June 25, 2011

An Important Life Lesson. . . Achieved

If you told a typical 9-year-old that she would have to wait a year to see hard work pay off, it’s likely she wouldn’t believe you. It’s likely that the end date is too far away for her to see any value in the hard work right now. As an educator, you study a lot about intrinsic motivation versus extrinsic. You read about creating small, measurable goals, and about creating rewards that are given in a timely fashion. They can’t be too far out or else the student may lose focus and motivation. But that isn’t what I saw over the past year.

Big I had a rough summer last year. After swimming her first winter season and then having to move up to the 9 & 10 age group (flip turns, double the length of events, etc.), she spent the summer swimming exhibition and near the bottom of every single invitational results list. Monday’s were the worst. After the weekend’s invitationals, she watched her friends and teammates go home with trophies, medals and ribbons and she always went home empty-handed. It would have been easy for her to get discouraged and quit the sport entirely. But she didn’t.

Thanks to the guidance of some of our friends with several older swimmers in their family, they told us to get her focused on her times. So we did. I started a notebook and kept track of every meet time. If she came in last, we would rejoice that she had knocked two seconds off her time. I didn’t know if it would work, but it did. She got extremely focused on her times and she knocked time off in every single meet.  She started a journal with goals she created for herself and she started being able to cross them off when she met them. It was sometimes still hard on Monday mornings, but we just kept reminding her that it was about her own swimming, her own times.

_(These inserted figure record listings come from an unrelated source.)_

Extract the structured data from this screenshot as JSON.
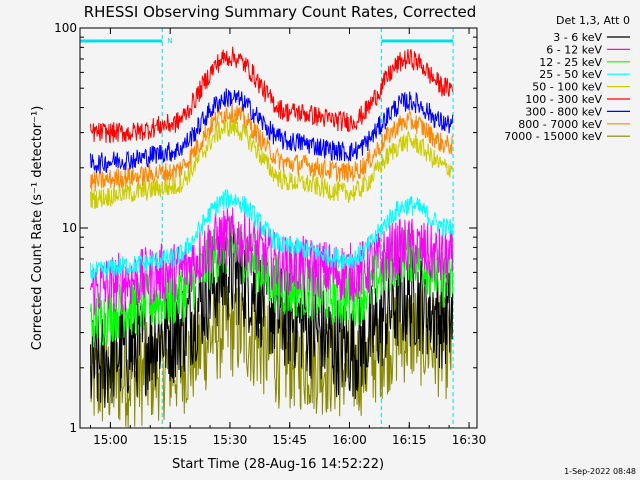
{
  "chart_data": {
    "type": "line",
    "title": "RHESSI Observing Summary Count Rates, Corrected",
    "xlabel": "Start Time (28-Aug-16 14:52:22)",
    "ylabel": "Corrected Count Rate (s⁻¹ detector⁻¹)",
    "yscale": "log",
    "ylim": [
      1,
      100
    ],
    "xlim": [
      "14:52:22",
      "16:32:00"
    ],
    "xticks": [
      "15:00",
      "15:15",
      "15:30",
      "15:45",
      "16:00",
      "16:15",
      "16:30"
    ],
    "yticks": [
      "1",
      "10",
      "100"
    ],
    "grid": false,
    "legend_title": "Det 1,3, Att 0",
    "legend_position": "top-right-outside",
    "series": [
      {
        "name": "3 - 6 keV",
        "color": "#000000",
        "x": [
          "14:55",
          "15:05",
          "15:15",
          "15:30",
          "15:45",
          "16:00",
          "16:15",
          "16:25"
        ],
        "values": [
          2,
          2.5,
          3.0,
          6.0,
          3.5,
          2.5,
          4.5,
          3.5
        ]
      },
      {
        "name": "6 - 12 keV",
        "color": "#ff00ff",
        "x": [
          "14:55",
          "15:05",
          "15:15",
          "15:30",
          "15:45",
          "16:00",
          "16:15",
          "16:25"
        ],
        "values": [
          5,
          5.5,
          6,
          9,
          6.5,
          6,
          8,
          7
        ]
      },
      {
        "name": "12 - 25 keV",
        "color": "#00ff00",
        "x": [
          "14:55",
          "15:05",
          "15:15",
          "15:30",
          "15:45",
          "16:00",
          "16:15",
          "16:25"
        ],
        "values": [
          3.5,
          4,
          4.5,
          8,
          5,
          4.5,
          7.5,
          5.5
        ]
      },
      {
        "name": "25 - 50 keV",
        "color": "#00ffff",
        "x": [
          "14:55",
          "15:05",
          "15:15",
          "15:30",
          "15:45",
          "16:00",
          "16:15",
          "16:25"
        ],
        "values": [
          6,
          6.5,
          7,
          14,
          8,
          7,
          13,
          10
        ]
      },
      {
        "name": "50 - 100 keV",
        "color": "#cccc00",
        "x": [
          "14:55",
          "15:05",
          "15:15",
          "15:30",
          "15:45",
          "16:00",
          "16:15",
          "16:25"
        ],
        "values": [
          14,
          15,
          16,
          32,
          17,
          15,
          27,
          20
        ]
      },
      {
        "name": "100 - 300 keV",
        "color": "#ff0000",
        "x": [
          "14:55",
          "15:05",
          "15:15",
          "15:30",
          "15:45",
          "16:00",
          "16:15",
          "16:25"
        ],
        "values": [
          30,
          30,
          33,
          72,
          38,
          34,
          70,
          50
        ]
      },
      {
        "name": "300 - 800 keV",
        "color": "#0000ff",
        "x": [
          "14:55",
          "15:05",
          "15:15",
          "15:30",
          "15:45",
          "16:00",
          "16:15",
          "16:25"
        ],
        "values": [
          21,
          22,
          24,
          45,
          27,
          24,
          43,
          33
        ]
      },
      {
        "name": "800 - 7000 keV",
        "color": "#ff8800",
        "x": [
          "14:55",
          "15:05",
          "15:15",
          "15:30",
          "15:45",
          "16:00",
          "16:15",
          "16:25"
        ],
        "values": [
          17,
          18,
          19,
          38,
          21,
          19,
          34,
          26
        ]
      },
      {
        "name": "7000 - 15000 keV",
        "color": "#888800",
        "x": [
          "14:55",
          "15:05",
          "15:15",
          "15:30",
          "15:45",
          "16:00",
          "16:15",
          "16:25"
        ],
        "values": [
          1.7,
          1.8,
          2.0,
          3.2,
          2.2,
          2.0,
          3.0,
          2.5
        ]
      }
    ],
    "annotations": [
      {
        "text": "N",
        "color": "#00e0e0"
      }
    ],
    "footer": "1-Sep-2022 08:48"
  }
}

This winter, she continued to improve and she had a great fall/winter season. We did a minimal amount of meets, allowing her to focus more on endurance training and her stroke development. She didn’t say it, but I swear she went to every practice and worked hard so that she could show up at summer swimming and show how much she had improved. It was a big part of her motivation. She turned 10 in the spring and moved to the top of her age group.

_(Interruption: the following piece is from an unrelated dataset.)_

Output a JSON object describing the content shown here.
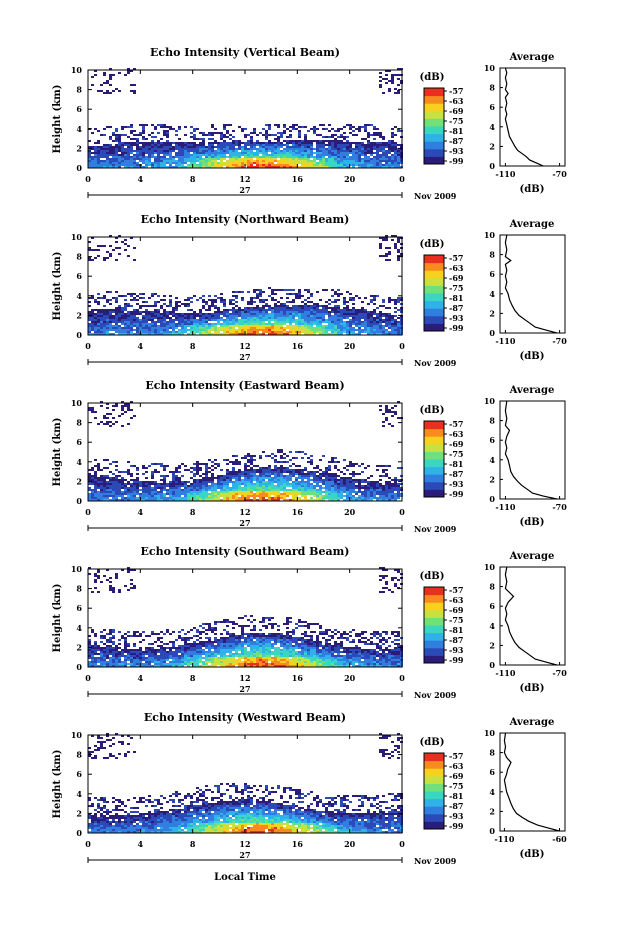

On Wednesday night she had her first dual meet. There are a ton of kids on her swim team and we fully expected her to swim exhibition events again. After being on vacation and only attending one practice before the coach put the line-up together, she wasn’t hopeful. Her coach had only seen her swim in one, hour long practice. But when practice was over, she was all smiles. She was swimming two relays and an individual event. . . for points. That was a first.

She was a nervous wreck because she wanted to do so well. . . and she did. Her medley relay, where she swam freestyle, got 1st place by a mile and she extended the lead when she dove in. In her individual 50 butterfly, she came in 3rd and she didn’t miss second (or even first) by that much. In the free relay, she started the team off, swam a great 50, touching either first or just a fingertip behind first.  Her relay placed 2nd by just a touch. And she achieved her best times ever.

Last night, we went to her first invitational meet of the season. Her seed times were from last year. This was her very first time swimming in a long-course meet. In the 50 free, she blew her seed time away and took it from last year’s 59 to a 38.02. She earned a third place trophy (her first swimming trophy ever) and also won her heat. In backstroke, she touched the wall second in her heat and blew her seed time away again, earning another 3rd place trophy. In breaststroke, she won her heat and a 4th place medal; but get this, she was disappointed because she knew she hadn’t achieved her best time. “I can do better than that,” she said. Finally, in the 50 fly, she won her heat easily and took another 3rd place trophy. In three of her four strokes, she achieved her best times ever. She started out the winter with “C” times and her goal was to make it to “BB.” Now, with the exception of one event last night, she easily achieved “BB” times and is knocking on the door of several “A” times.

She waited a whole year to take home a trophy, yet her breaststroke time continued to bother her on the ride home last night; and she is hell bent on fixing it at her next meet.

Last year, I rejoiced when she swam a legal race and didn’t get disqualified. I hugged her and squeezed her when she dropped a second off her times and happily pointed out that she hadn’t come in dead last when the results were posted each meet. Sometimes we simply celebrated because she hadn’t been DQ’d. We celebrated the little things and I think it has really paid off. I didn’t hear bragging last night; I saw a big smile after each race, and I heard her congratulate other swimmers on their successes. It is good she started off swimming exhibition; it was beneficial (although sometimes especially painful for me) to see her name at the bottom of those results lists last year. She has an appreciation for her current success and she has definitely learned an important life lesson, that hard work truly does pay off.